June 30, 2019

What Presidential Debates Say About Us

public speaking

It wasn't long ago that I said I wasn't going to write a post sharing my impressions of the first Democratic debates of 2019 as I have in past years. While I have not changed my mind about that yet, I have been thinking about some of the reactions to the debates I have seen from others and thought I'd address what I think was the most interesting thing about these and other debates on a more general level.

As far as I'm concerned, the most interesting thing about the recent Democratic presidential debates (and any previous or future presidential debates) would have to be what they say about us. I am thinking about this in two ways. First, the themes that emerge in these debates likely reflect at least some of what is on the mind of many voters. That means that any presidential debate says something about the kind of things that were important to voters at the time. Second, what each of us individually thinks about how various candidates performed at any debate varies so much that I can't help thinking it says more about us than it does about them. Much of what I seen after these debates makes me wonder if I watched different ones from everybody else.

Voter Concerns

I don't think the people who moderate these debates select their questions randomly or make them up on the fly. The questions are crafted, however poorly, to reflect what those asking them or their bosses think voters want to hear. This is an imperfect process, and every one of us has had the experience of coming away from a debate feeling frustrated that the topics we care most about never came up. But in general, I think it would probably be fair to say that the questions and the answers give us at least some insight into many of the relevant issues of the day.
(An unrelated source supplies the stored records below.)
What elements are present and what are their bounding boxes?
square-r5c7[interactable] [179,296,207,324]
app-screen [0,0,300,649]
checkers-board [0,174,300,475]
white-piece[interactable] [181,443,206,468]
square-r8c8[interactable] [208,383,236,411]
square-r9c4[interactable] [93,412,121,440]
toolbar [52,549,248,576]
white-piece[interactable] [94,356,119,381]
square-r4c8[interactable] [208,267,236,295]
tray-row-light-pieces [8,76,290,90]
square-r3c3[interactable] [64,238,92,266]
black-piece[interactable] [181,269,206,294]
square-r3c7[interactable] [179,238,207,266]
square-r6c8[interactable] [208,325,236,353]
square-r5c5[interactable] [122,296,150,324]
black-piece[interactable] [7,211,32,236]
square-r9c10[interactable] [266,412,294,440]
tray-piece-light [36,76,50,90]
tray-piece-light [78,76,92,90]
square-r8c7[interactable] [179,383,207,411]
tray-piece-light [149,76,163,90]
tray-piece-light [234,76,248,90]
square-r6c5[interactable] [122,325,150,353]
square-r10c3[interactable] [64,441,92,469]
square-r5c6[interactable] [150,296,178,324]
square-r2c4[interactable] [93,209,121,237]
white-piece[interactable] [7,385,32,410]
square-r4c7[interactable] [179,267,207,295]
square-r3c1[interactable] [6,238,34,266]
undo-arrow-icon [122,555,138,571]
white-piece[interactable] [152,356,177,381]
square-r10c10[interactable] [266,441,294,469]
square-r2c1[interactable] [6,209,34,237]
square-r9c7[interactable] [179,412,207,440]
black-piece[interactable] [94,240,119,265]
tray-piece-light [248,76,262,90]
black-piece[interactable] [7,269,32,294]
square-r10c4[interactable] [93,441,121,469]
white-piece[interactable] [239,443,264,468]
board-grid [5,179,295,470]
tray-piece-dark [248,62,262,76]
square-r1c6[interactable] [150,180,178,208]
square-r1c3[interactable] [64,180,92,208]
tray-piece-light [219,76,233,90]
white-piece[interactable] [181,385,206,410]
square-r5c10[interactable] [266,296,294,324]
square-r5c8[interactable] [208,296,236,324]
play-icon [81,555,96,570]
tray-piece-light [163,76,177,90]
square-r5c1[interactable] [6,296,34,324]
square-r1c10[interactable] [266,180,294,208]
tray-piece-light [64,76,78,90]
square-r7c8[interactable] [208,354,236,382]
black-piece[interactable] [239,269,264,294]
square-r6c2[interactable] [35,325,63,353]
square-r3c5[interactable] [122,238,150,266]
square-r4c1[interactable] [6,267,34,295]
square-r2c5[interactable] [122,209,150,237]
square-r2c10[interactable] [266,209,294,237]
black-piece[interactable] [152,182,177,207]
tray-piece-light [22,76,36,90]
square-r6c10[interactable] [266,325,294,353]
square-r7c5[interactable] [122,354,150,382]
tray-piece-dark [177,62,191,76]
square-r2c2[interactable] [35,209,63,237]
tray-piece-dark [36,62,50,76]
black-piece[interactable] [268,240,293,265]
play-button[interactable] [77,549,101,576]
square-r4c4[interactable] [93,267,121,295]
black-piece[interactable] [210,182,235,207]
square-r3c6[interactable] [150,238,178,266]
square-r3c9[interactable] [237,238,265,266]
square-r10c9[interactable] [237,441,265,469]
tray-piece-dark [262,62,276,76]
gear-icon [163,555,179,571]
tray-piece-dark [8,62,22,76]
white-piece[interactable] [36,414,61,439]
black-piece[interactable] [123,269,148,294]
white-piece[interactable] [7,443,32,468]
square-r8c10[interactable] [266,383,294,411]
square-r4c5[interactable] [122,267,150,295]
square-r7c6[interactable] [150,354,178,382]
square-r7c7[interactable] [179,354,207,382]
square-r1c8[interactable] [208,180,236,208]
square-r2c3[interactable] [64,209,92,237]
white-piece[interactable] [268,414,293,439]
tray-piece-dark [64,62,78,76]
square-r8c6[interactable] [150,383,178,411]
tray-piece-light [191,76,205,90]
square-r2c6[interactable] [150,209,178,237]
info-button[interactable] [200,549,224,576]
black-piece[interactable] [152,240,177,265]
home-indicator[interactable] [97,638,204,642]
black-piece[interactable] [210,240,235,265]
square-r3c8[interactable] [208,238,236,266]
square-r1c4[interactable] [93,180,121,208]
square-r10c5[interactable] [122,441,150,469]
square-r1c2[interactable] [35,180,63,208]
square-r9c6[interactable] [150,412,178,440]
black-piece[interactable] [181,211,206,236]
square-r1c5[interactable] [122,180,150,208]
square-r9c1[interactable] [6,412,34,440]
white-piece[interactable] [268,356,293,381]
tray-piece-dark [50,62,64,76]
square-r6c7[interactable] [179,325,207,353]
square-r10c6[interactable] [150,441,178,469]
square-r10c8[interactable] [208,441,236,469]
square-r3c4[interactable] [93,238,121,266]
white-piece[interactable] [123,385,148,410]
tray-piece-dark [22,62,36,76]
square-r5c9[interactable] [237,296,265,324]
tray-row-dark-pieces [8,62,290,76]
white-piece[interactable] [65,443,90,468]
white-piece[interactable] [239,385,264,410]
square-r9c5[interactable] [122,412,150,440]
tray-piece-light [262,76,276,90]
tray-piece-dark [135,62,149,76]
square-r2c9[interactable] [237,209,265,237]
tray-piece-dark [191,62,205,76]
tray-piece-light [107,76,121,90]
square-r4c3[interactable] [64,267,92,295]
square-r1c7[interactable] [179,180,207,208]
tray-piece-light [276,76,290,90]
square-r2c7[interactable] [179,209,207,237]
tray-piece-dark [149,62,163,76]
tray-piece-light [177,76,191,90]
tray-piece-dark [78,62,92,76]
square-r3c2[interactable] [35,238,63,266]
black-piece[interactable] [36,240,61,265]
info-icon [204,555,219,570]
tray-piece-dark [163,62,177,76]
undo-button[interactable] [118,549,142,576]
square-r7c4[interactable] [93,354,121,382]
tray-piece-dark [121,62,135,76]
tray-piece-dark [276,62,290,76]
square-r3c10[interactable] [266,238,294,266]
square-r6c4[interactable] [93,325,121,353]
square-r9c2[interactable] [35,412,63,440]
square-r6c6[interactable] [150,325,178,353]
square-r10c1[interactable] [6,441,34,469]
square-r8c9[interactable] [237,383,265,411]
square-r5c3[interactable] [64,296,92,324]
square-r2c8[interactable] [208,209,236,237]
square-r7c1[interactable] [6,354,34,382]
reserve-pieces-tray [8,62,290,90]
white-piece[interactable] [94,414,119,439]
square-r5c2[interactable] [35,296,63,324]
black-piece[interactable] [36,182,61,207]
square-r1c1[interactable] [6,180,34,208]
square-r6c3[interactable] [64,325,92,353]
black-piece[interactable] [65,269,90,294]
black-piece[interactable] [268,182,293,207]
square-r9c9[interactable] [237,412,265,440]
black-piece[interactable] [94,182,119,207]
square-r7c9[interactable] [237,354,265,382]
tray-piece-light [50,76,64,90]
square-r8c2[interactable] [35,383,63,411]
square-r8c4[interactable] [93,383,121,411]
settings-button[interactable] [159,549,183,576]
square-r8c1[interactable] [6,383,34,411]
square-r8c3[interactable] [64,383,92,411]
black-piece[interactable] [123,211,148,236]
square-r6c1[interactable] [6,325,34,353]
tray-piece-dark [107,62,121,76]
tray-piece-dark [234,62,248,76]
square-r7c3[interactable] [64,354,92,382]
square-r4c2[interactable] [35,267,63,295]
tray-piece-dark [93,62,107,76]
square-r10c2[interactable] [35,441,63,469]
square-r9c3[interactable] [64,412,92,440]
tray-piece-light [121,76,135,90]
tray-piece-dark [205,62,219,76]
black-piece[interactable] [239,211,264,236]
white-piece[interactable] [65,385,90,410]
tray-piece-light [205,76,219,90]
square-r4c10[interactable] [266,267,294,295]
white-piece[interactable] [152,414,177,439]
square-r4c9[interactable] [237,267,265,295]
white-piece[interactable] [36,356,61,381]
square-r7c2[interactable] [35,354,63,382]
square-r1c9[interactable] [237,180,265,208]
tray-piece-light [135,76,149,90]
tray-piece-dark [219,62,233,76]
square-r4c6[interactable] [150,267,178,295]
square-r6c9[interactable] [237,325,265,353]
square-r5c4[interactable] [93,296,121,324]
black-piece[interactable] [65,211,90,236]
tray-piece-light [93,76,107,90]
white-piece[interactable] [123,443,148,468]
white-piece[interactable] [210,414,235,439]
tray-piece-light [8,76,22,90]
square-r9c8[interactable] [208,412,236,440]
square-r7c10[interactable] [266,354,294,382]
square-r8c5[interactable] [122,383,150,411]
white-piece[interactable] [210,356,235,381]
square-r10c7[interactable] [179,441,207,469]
I find that interesting because it means that if we were to compare the first debates of 2019 with the first debates of any other year, we'd see something fairly different. We could use the debates from any year as a rough way of gauging what was on peoples' minds at the time. It wasn't that long ago that subjects like socialism, government-run health care, or climate change would be entirely absent at a Democratic debate.

It was not long ago that Bernie Sanders stood on a debate stage and presented ideas that struck much of the audience, including many Democratic voters, as radical. It wasn't just that some of them were far-fetched in the sense that there was no way he'd ever get Congress to go along with them; it was that some of them seemed outlandish to the point where some voters weren't even sure they were desirable. He was considered by many to be a fringe candidate that might be taken about as seriously as Marianne Williamson should today. Things have changed, and now some of what seemed radical not so long ago has become at least a bit more mainstream.

Presidential debates are sort of like a time capsule in that we could go back several years, watch one, and come away with a fairly clear sense of what was important to many people at the time. They reflect our anxieties, hopes, priorities, changing values, and the like. I think that makes them interesting even if one does not feel terribly invested in their outcome.

What Debate Did You Watch?

Like everyone else who watched the debates, I came away with my own impressions. I thought some candidates performed well, with a few doing much better than I expected. I thought that others turned in poor performances of which they should be embarrassed, with a few doing so much worse than I expected that I'm still surprised by it. But what is most fascinating about my impressions is how different many of them were from those of the pundits and much of what I have seen from other voters on Twitter. It is almost as if we watched different debates.

As an example, I thought Beto O'Rourke's performance in the first debate was poor enough that it should end his campaign. The way that Julián Castro destroyed him reminded me of how Donald Trump destroyed Jeb Bush, indicating that Trump would have similar success against O'Rourke. I think it would be a mistake for voters to allow O'Rourke to be the one to debate Trump. I was surprised to find few others holding this opinion.

The biggest WTF moment came on the second night. I thought that Bernie Sanders turned in a surprisingly poor performance. He's not new to this, and he still can't (or won't) provide clear answers to softball questions about the impact of his plans on middle-class taxes. How hard would it be to say, "Yes, my plan will increase taxes on the middle-class; however, this will be offset (by whatever percentage) by savings on health care premiums and deductibles." Instead, he seemed to become increasingly angry at these questions. If he has concrete plans for how to bring about what he says he wants, he still hasn't learned how to articulate them. I came away thinking that he needs to drop out of the race, a view not shared by hardly anyone.

Of course, this reflects the fact that what each of us brings to any debate is at least as important as what the candidates actually does or says. It probably says more about me that I found Bill Di Blasio's "manterrupting" to be off-putting while others welcomed it. For the most part, we end up liking the people we liked before the debate and disliking the ones we disliked before the debate. There are always exceptions (e.g., Sanders was certainly an exception for me), but I am skeptical that these debates change many minds among those who have been paying attention. I do think they matter when it comes to those who haven't been paying much attention and are encountering many of the candidates for the first time.